Mangrove memiliki potensi yang tak kalah penting dibanding kawasan hutan lainnya. Mangrove primer dan sekunder merupakan penyimpan karbon (C) terbesar. Perlu dilakukan penghitungan cermat, dengan metode yang tepat.
HUTAN di gunung – hingga pesisir pantai, tetap saja berupa belantara tumbuhan. Dalam soal penghitungan karbon pun, tidaklah berbeda jauh. Demikian dikatakan Direktur Eksekutif PT. Cedar Karyatama Lestarindo (CKL), Muhammad Ridwan, saat menjadi salah-seorang pemateri dalam Pelatihan Blue Carbon Accounting (BCA) di Kampus IPB University – Baranangsiang belum lama ini.
Dalam kegiatan yang digelar Pusat Kajian Sumberdaya Pesisir dan Lautan (PKSPL) IPB tersebut, ahli penghitungan karbon itu memaparkan metode plotting assessment karbon mangrove. Dimulai dari tahapan penentuan jumlah plot karbon mangrove, hingga trik pendugaan stok karbon biru di pesisir, khususnya pada kawasan mangrove.
Lebih jauh Ridwan menjelaskan, bahwa tahapan penentuan jumlah plot diawali dengan menentukan klasifikasi lahan mangrove pada lokasi studi. “Gunakan acuan nasional (FREL atau FRL),” ungkapnya.
Kegiatan selanjutnya dalam penentuan jumlah plot ialah dengan menghitung luas masing-masing klasifikasi tutupan lahan mangrove.
Dikatakannya, bahwa jumlah plot studi karbon hutan mangrove juga dapat diketahui melalui penggunaan rumus dari IPCC. “Dalam hal ini, sekarang sudah tersedia Winrock Calculator,” tambah Ridwan.
Lalu mengapa karbon (C) pada mangrove perlu dihitung?
Menurut praktisi carbon accounting tersebut, mangrove memiliki potensi yang tak kalah penting dibanding kawasan hutan lainnya. Mangrove primer dan sekunder merupakan penyimpan karbon (C) terbesar.
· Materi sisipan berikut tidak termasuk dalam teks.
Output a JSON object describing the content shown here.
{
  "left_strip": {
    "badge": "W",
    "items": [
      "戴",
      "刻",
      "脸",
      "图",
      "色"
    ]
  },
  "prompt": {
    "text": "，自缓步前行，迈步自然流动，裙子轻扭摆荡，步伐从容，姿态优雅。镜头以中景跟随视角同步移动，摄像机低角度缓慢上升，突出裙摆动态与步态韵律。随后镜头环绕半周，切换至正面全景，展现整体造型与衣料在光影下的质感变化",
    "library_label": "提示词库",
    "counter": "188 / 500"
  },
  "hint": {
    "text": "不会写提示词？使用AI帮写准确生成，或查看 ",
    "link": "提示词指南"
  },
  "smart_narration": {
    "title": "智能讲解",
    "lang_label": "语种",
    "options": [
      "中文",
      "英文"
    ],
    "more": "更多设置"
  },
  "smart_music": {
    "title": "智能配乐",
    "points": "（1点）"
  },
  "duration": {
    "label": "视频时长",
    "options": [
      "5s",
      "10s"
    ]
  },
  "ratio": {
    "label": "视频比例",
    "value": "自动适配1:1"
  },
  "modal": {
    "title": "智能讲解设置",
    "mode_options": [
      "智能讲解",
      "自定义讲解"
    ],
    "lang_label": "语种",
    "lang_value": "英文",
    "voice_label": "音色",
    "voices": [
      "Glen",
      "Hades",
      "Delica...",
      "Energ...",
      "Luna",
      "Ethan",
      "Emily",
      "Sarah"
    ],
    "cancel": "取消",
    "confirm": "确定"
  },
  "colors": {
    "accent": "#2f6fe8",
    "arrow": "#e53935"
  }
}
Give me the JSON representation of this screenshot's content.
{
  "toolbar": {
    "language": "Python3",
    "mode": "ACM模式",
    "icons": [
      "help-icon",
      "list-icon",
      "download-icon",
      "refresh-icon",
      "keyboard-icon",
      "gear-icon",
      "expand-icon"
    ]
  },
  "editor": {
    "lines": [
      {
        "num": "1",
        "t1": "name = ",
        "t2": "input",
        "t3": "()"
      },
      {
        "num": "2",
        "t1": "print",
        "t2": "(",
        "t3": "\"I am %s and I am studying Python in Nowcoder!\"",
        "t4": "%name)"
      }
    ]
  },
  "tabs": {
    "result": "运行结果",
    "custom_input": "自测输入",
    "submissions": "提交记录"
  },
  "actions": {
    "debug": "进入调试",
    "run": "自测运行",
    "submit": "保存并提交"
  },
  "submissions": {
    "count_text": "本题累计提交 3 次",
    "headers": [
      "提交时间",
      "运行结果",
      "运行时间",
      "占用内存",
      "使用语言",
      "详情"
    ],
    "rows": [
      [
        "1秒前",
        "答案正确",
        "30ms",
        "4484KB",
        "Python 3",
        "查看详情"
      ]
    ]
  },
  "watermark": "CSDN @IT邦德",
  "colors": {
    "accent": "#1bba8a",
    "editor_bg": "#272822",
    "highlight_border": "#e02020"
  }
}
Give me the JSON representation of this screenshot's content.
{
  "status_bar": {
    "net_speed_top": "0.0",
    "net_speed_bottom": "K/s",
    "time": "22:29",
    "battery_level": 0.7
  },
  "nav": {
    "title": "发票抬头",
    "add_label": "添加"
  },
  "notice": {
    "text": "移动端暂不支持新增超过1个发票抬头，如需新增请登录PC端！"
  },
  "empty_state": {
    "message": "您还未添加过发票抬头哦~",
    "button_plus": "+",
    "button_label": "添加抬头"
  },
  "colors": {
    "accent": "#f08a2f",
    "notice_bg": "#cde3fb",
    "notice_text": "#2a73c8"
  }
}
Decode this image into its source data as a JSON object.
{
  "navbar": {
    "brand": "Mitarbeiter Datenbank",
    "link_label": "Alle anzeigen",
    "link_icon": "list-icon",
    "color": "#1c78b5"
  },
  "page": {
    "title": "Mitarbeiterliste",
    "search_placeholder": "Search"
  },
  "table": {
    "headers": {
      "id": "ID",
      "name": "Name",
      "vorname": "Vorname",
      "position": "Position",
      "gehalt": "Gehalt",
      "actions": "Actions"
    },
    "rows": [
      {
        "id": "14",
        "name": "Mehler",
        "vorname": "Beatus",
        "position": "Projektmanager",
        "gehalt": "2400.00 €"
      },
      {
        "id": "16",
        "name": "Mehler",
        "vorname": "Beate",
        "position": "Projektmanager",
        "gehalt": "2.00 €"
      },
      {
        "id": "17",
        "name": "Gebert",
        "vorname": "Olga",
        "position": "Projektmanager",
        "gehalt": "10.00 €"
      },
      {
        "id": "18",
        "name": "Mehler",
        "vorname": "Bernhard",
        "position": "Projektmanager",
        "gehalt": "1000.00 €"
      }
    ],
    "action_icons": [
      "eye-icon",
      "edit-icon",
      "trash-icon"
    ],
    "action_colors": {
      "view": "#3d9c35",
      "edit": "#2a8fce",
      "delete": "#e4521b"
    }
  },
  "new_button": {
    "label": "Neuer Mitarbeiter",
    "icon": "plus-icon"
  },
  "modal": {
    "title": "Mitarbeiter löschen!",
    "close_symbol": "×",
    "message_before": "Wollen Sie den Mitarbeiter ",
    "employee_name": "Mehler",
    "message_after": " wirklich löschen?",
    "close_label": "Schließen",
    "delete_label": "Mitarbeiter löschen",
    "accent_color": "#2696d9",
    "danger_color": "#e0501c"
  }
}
Untuk mendapatkan potensi akurasi karbon yang tinggi, maka penghitungan karbon perlu dilakukan, tentu saja dengan metode yang benar.
“Ini diperlukan dalam upaya mendukung pencapaian target penurunan emisi nasional yang sesuai FREL/FRL Nasional,” jelas Direktur Eksekutif PT. CKL tersebut.